Zamoon éclata de rire.
— Eh bien, voilà ce que j’appelle une ambiance chaleureuse et romantique pour des décisions historiques !
Des rires forcés fusèrent, mais la lassitude générale était palpable.
Plusieurs députés de l’opposition se regroupèrent autour d’une table. Parmi eux se trouvaient Houssam, Faridou et Amina Badr, la seule femme députée de l’opposition.
— On va vraiment rester là à les laisser passer cette loi sur les mandats illimités ? s’indigna Houssam, le regard furieux.
Faridou, visiblement nerveux, répliqua sèchement :
— Et tu comptes faire quoi, Houssam ? Te lever et crier ton indignation ? Tu veux qu’on te trouve une excuse pour t’envoyer en prison ?
Amina, les bras croisés, intervint d’un ton posé, mais ferme :
— Je comprends ta colère, Houssam. Mais soyons réalistes. Si nous refusons, nous perdons notre immunité. Et sans ça, ils n’hésiteront pas à nous réduire au silence.
La porte s’ouvrit brusquement. Zamoon entra, un sourire suffisant plaqué sur le visage.
— Mes chers collègues, quelle surprise ! Vous savez, la vie est plus simple quand on accepte les règles du jeu.
Houssam, exaspéré, lui lança un regard noir.
— Les règles du jeu ? Sérieusement, Zamoon, tu es la définition du mouton docile. Tu bêles dès qu’on te le demande.
Zamoon, imperturbable, répondit avec fierté :
— Et alors ? Si être un mouton me permet de vivre confortablement, pourquoi pas ? Croyez-moi, suivre le troupeau a ses avantages.
Amina soupira profondément et murmura :
— Continue de bêler, Zamoon. Mais souviens-toi d’une chose : le troupeau finit toujours à l’abattoir.
Zamoon, imperméable à l’ironie, quitta la pièce en sifflotant, comme si ces paroles n’avaient aucun poids.
Les bougies vacillaient alors que le président de l’Assemblée entama le vote.
— Honorables députés, nous allons voter sur la modification de la Constitution.
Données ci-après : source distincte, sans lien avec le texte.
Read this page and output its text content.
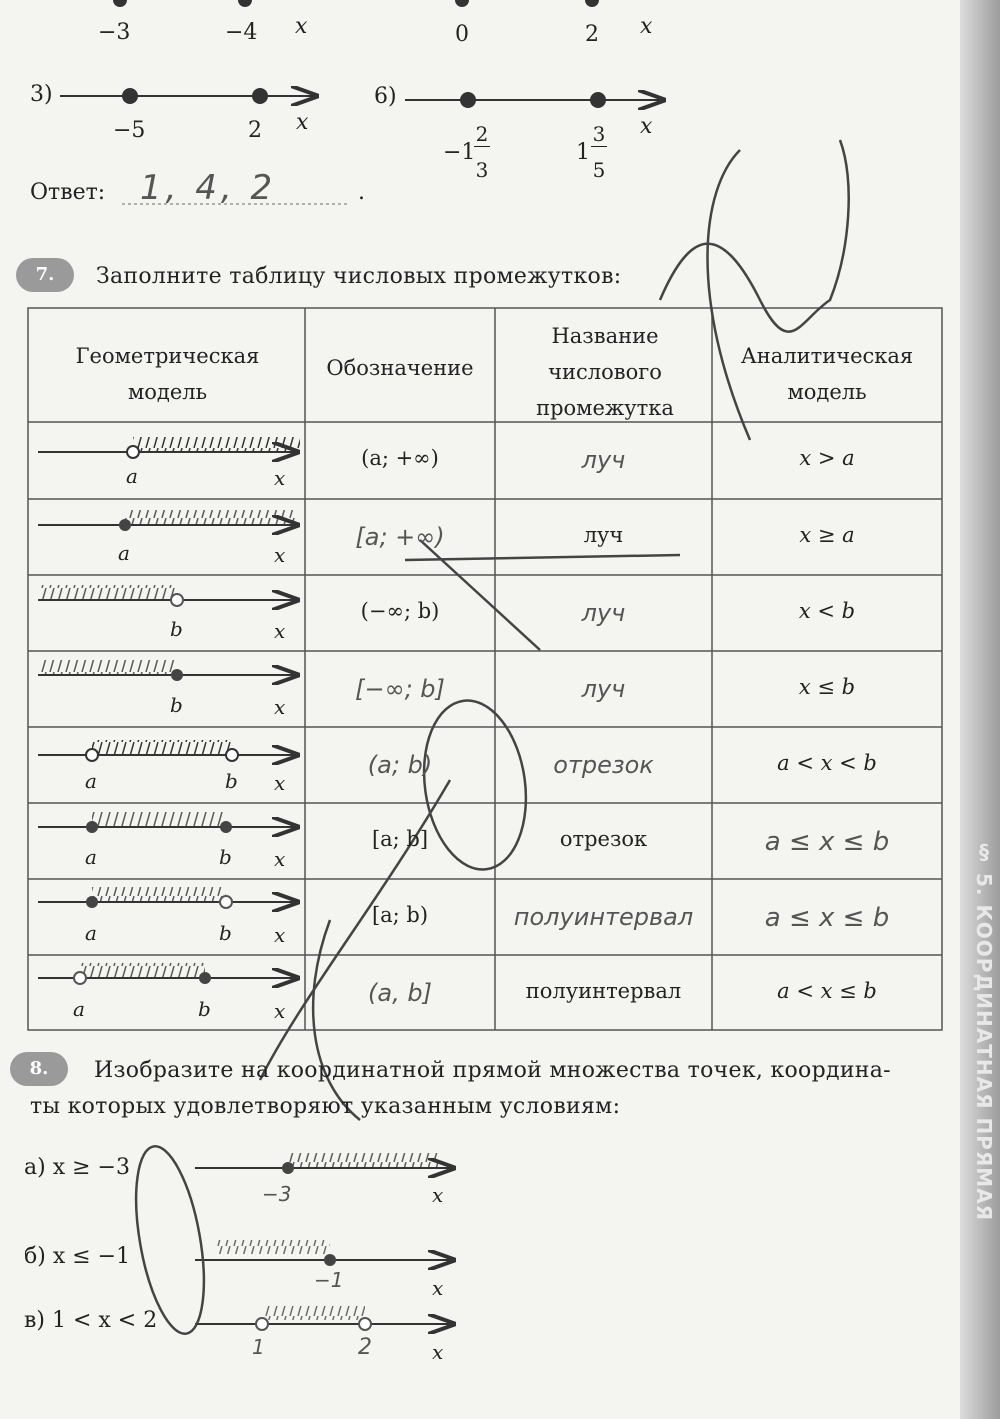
−3	−4 x	0	2 x
3)
−5	2 x
6)
−1
2
3
1
3
5
x
Ответ: 1, 4, 2	.
7.	Заполните таблицу числовых промежутков:
Геометрическая модель
Обозначение
Название числового промежутка
Аналитическая модель
a	x
(a; +∞)	луч	x > a
a	x
[a; +∞)	луч	x ≥ a
b	x
(−∞; b)	луч	x < b
b	x
[−∞; b]	луч	x ≤ b
a	b x
(a; b)	отрезок	a < x < b
a	b x
[a; b]	отрезок	a ≤ x ≤ b
a	b x
[a; b)	полуинтервал	a ≤ x ≤ b
a	b	x
(a, b]	полуинтервал	a < x ≤ b
8.	Изобразите на координатной прямой множества точек, координа-
ты которых удовлетворяют указанным условиям:
а) x ≥ −3
−3	x
б) x ≤ −1
−1	x
в) 1 < x < 2
1	2	x
§ 5. КООРДИНАТНАЯ ПРЯМАЯ
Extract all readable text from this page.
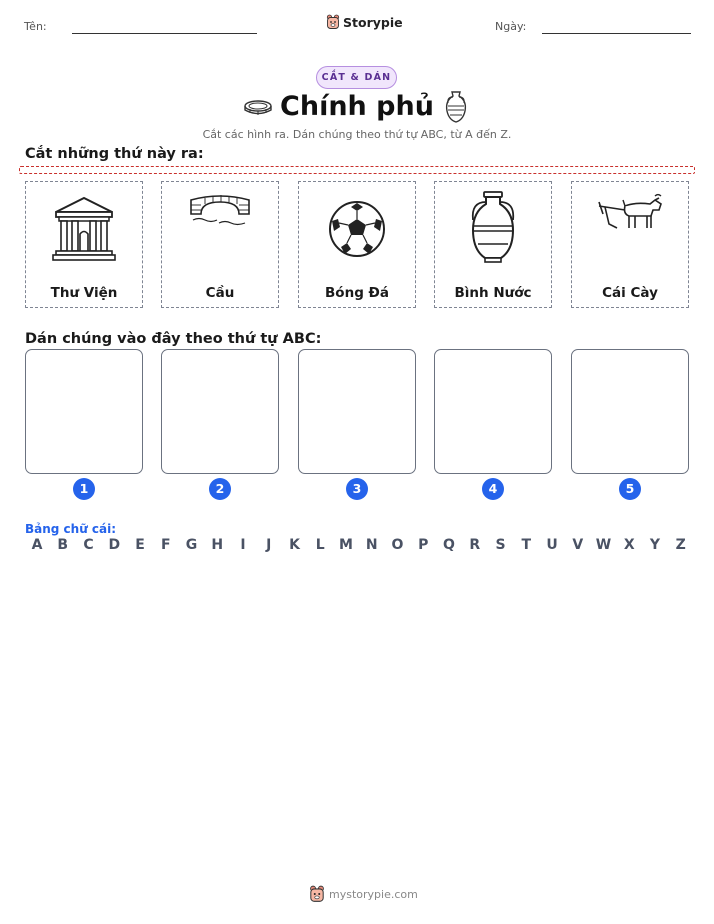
Tên:	Storypie	Ngày:
CẮT & DÁN
Chính phủ
Cắt các hình ra. Dán chúng theo thứ tự ABC, từ A đến Z.
Cắt những thứ này ra:
Thư Viện	Cầu	Bóng Đá	Bình Nước	Cái Cày
Dán chúng vào đây theo thứ tự ABC:
1	2	3	4	5
Bảng chữ cái:
A B C D E F G H	I	J	K L M N O P Q R S T U V W X Y Z
mystorypie.com
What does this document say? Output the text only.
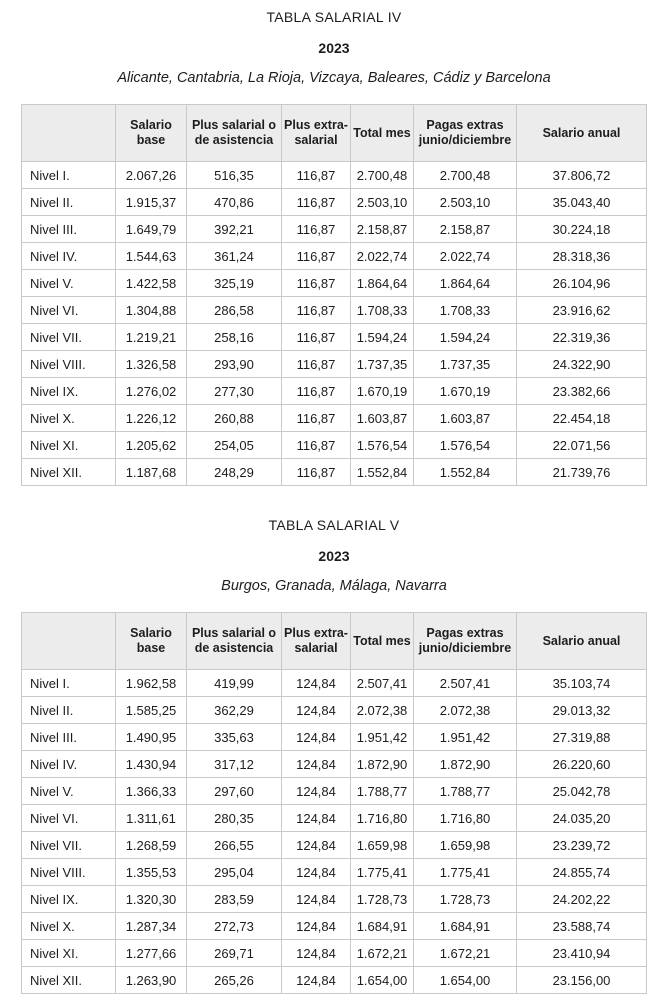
TABLA SALARIAL IV

2023

Alicante, Cantabria, La Rioja, Vizcaya, Baleares, Cádiz y Barcelona

	Salario base	Plus salarial o de asistencia	Plus extra-salarial	Total mes	Pagas extras junio/diciembre	Salario anual
Nivel I.	2.067,26	516,35	116,87	2.700,48	2.700,48	37.806,72
Nivel II.	1.915,37	470,86	116,87	2.503,10	2.503,10	35.043,40
Nivel III.	1.649,79	392,21	116,87	2.158,87	2.158,87	30.224,18
Nivel IV.	1.544,63	361,24	116,87	2.022,74	2.022,74	28.318,36
Nivel V.	1.422,58	325,19	116,87	1.864,64	1.864,64	26.104,96
Nivel VI.	1.304,88	286,58	116,87	1.708,33	1.708,33	23.916,62
Nivel VII.	1.219,21	258,16	116,87	1.594,24	1.594,24	22.319,36
Nivel VIII.	1.326,58	293,90	116,87	1.737,35	1.737,35	24.322,90
Nivel IX.	1.276,02	277,30	116,87	1.670,19	1.670,19	23.382,66
Nivel X.	1.226,12	260,88	116,87	1.603,87	1.603,87	22.454,18
Nivel XI.	1.205,62	254,05	116,87	1.576,54	1.576,54	22.071,56
Nivel XII.	1.187,68	248,29	116,87	1.552,84	1.552,84	21.739,76

TABLA SALARIAL V

2023

Burgos, Granada, Málaga, Navarra

	Salario base	Plus salarial o de asistencia	Plus extra-salarial	Total mes	Pagas extras junio/diciembre	Salario anual
Nivel I.	1.962,58	419,99	124,84	2.507,41	2.507,41	35.103,74
Nivel II.	1.585,25	362,29	124,84	2.072,38	2.072,38	29.013,32
Nivel III.	1.490,95	335,63	124,84	1.951,42	1.951,42	27.319,88
Nivel IV.	1.430,94	317,12	124,84	1.872,90	1.872,90	26.220,60
Nivel V.	1.366,33	297,60	124,84	1.788,77	1.788,77	25.042,78
Nivel VI.	1.311,61	280,35	124,84	1.716,80	1.716,80	24.035,20
Nivel VII.	1.268,59	266,55	124,84	1.659,98	1.659,98	23.239,72
Nivel VIII.	1.355,53	295,04	124,84	1.775,41	1.775,41	24.855,74
Nivel IX.	1.320,30	283,59	124,84	1.728,73	1.728,73	24.202,22
Nivel X.	1.287,34	272,73	124,84	1.684,91	1.684,91	23.588,74
Nivel XI.	1.277,66	269,71	124,84	1.672,21	1.672,21	23.410,94
Nivel XII.	1.263,90	265,26	124,84	1.654,00	1.654,00	23.156,00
Député Zamoon Mdoha, êtes-vous pour ou contre ?
Zamoon se leva avec enthousiasme, bombant le torse.
— Pour, évidemment ! C’est une loi magnifique, pour notre président, notre peuple et… euh… notre avenir !
Des applaudissements forcés retentirent, mais les députés de l’opposition baissèrent les yeux, impuissants. La loi fut adoptée à une majorité écrasante.
En sortant de la salle, Houssam s’arrêta près d’Amina et Faridou, les yeux remplis d’amertume.
— Un jour, les gens se souviendront de ce parlement. Pas comme un lieu de pouvoir, mais comme le plus grand troupeau de moutons que ce pays ait jamais connu.
Amina serra les poings, incapable de répondre.
Zamoon, toujours aussi fier, se retourna une dernière fois avant de partir.
— Mes amis, quelle journée ! Les générations futures se souviendront de nous, vous verrez.
Hélas, il avait raison. Mais pas pour les raisons qu’il imaginait.